Contrast, for a moment, NYT coverage of George W. Bush’s first press conference, on Feb. 22, 2001, a month into his first term. Bush, wrote Frank Bruni in the operative clause of his lede, “sought to redirect public attention to, and amass public support for, his proposed $1.6 trillion tax cut.”

That is, Bush had a political goal and pursued it. He was purposeful. His style of pursuing it wasn’t Bruni’s prime subject. The fact that some of his statements made no sense, or worse, was not worthy of notice.

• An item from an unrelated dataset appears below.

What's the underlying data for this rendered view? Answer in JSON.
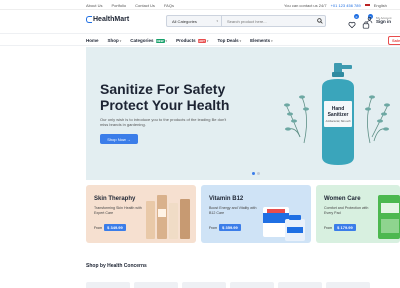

If you wonder why America seems grounded, unable to move forward on bold initiatives for the past 30 years, without the vitality or innovativeness necessary to tackle major challenges, look no further than this petulant, spoiled, anti-intellectual group of children that represent the modern Fourth Estate, who think that politics exists for their personal amusement. Serious times call for… well, anyone but these people. Here’s the close to one of Foser’s posts today, and you can substitute “Mr. Malcolm” with just about anyone else in the traditional media:

So here’s a suggestion, Mr. Malcolm: Quit. Do it now. Hand in your press pass. There are plenty of out-of-work and soon-to-be-out-of-work-reporters who actually give a damn and who won’t have any trouble staying awake for a presidential press conference and who are capable of producing a substantive article that will actually help readers understand what is happening in the world, instead of simply whining that they are insufficiently stimulated. Let one of them have your job. Take up skydiving or running with the bulls or whatever it takes to get you sufficiently excited, and let serious people do your serious job.